问题
Lets say I have the following dataframe:
df1 = pd.DataFrame(data = [1,np.nan,np.nan,1,1,np.nan,1,1,1],
columns = ['X'],
index = ['a', 'a', 'a',
'b', 'b', 'b',
'c', 'c', 'c'])
print(df1)
X
a 1.0
a NaN
a NaN
b 1.0
b 1.0
b NaN
c 1.0
c 1.0
c 1.0
I want to keep only the indices which have 2 or more non-NaN entries. In this case, the 'a' entries only have one non-NaN value, so I want to drop it and have my result be:
X
b 1.0
b 1.0
b NaN
c 1.0
c 1.0
c 1.0
What is the best way to do this? Ideally I want something that works with Dask too, although usually if it works with Pandas it also works in Dask.
回答1:
Let us try filter
out = df.groupby(level=0).filter(lambda x : x.isna().sum()<=1)
X
b 1.0
b 1.0
b NaN
c 1.0
c 1.0
c 1.0
Or we do isin
df[df.index.isin(df.isna().sum(level=0).loc[lambda x : x['X']<=1].index)]
X
b 1.0
b 1.0
b NaN
c 1.0
c 1.0
c 1.0
回答2:
As another option, let's try filtering via GroupBy.transform
and boolean indexing:
df1[df1['X'].isna().groupby(df1.index).transform('sum') <= 1]
X
b 1.0
b 1.0
b NaN
c 1.0
c 1.0
c 1.0
Or, almost the same way,
df1[df1.assign(X=df1['X'].isna()).groupby(level=0)['X'].transform('sum') <= 1]
X
b 1.0
b 1.0
b NaN
c 1.0
c 1.0
c 1.0
You might have a good shot at getting this to work with Dask too.
回答3:
I am new to dask , looked at some examples and docs , however the following seems to work;
from dask import dataframe as dd
sd = dd.from_pandas(df1, npartitions=3)
#converts X to boolean checking for isna() and the groupby on index and sum
s = sd.X.isna().groupby(sd.index).sum().compute()

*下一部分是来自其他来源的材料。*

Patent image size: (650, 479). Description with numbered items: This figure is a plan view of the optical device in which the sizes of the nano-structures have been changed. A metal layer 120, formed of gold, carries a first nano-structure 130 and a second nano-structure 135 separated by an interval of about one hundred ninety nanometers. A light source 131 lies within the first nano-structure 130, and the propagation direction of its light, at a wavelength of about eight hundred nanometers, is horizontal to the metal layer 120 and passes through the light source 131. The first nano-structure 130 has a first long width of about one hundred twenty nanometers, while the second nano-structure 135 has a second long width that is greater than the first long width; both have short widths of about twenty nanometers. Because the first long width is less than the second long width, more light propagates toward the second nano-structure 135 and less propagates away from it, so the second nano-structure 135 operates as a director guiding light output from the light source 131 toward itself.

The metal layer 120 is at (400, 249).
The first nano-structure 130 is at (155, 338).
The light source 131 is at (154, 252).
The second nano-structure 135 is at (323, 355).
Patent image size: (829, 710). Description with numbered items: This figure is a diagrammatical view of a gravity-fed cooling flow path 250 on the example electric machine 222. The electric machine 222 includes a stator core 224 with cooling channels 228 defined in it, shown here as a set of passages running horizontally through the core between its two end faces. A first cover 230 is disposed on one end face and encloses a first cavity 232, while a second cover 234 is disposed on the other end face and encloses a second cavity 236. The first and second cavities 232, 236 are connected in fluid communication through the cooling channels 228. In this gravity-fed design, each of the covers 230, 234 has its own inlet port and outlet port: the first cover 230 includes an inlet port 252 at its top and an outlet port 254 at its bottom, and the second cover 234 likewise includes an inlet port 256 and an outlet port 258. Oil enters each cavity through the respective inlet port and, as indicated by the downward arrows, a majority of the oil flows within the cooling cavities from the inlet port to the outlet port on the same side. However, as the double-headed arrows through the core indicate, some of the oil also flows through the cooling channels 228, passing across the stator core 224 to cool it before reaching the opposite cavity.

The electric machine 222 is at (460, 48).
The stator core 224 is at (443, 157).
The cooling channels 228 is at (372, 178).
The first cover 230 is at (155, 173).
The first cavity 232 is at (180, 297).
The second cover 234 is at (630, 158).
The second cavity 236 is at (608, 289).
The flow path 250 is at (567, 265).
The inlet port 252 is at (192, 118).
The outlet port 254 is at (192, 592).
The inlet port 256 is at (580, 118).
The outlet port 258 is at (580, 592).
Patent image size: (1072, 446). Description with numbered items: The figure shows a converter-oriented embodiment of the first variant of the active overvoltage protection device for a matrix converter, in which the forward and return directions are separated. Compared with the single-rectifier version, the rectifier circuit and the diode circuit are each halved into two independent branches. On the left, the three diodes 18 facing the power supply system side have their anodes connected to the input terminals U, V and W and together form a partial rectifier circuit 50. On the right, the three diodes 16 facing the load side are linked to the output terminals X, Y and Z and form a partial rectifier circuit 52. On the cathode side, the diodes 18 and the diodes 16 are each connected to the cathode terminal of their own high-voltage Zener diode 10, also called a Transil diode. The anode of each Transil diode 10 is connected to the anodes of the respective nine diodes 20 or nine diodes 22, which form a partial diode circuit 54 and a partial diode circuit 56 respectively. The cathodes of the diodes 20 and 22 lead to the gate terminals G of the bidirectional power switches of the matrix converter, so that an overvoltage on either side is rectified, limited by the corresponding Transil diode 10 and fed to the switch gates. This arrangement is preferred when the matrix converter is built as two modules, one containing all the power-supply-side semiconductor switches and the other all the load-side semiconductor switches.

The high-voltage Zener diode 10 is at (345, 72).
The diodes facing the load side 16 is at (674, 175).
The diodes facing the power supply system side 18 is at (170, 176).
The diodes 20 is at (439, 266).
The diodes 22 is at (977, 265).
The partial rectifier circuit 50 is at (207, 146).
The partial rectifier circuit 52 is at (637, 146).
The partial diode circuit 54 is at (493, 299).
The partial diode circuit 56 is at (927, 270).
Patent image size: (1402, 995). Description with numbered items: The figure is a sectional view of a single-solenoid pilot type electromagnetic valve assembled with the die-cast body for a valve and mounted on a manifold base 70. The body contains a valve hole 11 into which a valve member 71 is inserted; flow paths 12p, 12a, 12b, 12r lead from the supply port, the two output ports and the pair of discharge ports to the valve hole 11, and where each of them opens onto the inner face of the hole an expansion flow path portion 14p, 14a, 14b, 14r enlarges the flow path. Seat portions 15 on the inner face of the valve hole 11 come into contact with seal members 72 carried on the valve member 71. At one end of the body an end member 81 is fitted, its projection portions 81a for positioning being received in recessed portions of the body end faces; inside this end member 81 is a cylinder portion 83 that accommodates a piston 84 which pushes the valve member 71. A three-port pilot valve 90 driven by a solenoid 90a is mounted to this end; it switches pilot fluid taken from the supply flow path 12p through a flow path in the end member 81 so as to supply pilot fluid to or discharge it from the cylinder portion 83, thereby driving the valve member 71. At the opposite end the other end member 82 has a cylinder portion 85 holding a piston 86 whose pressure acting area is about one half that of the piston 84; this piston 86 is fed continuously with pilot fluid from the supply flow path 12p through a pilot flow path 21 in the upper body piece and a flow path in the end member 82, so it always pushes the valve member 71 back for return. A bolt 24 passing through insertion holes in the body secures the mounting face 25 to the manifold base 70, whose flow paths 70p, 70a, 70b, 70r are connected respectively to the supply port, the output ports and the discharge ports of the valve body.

#using the above we can boolean index to check if sum is less than 2 , then use loc
out_dd = sd.loc[list(s[s<2].index)]
out_dd.head(6,npartitions=-1)
X
b 1.0
b 1.0
b NaN
c 1.0
c 1.0
c 1.0
回答4:
Here is another way:
dft.loc[dft.groupby(dft.index)['X'].apply(lambda x : x.notnull().sum() > 1)]
X
b 1.0
b 1.0
b NaN
c 1.0
c 1.0
c 1.0
回答5:
I am new to Dask. I don't even have Dask installed on my laptop. I read through the documentation of Dask and found that Dask can do reset_index().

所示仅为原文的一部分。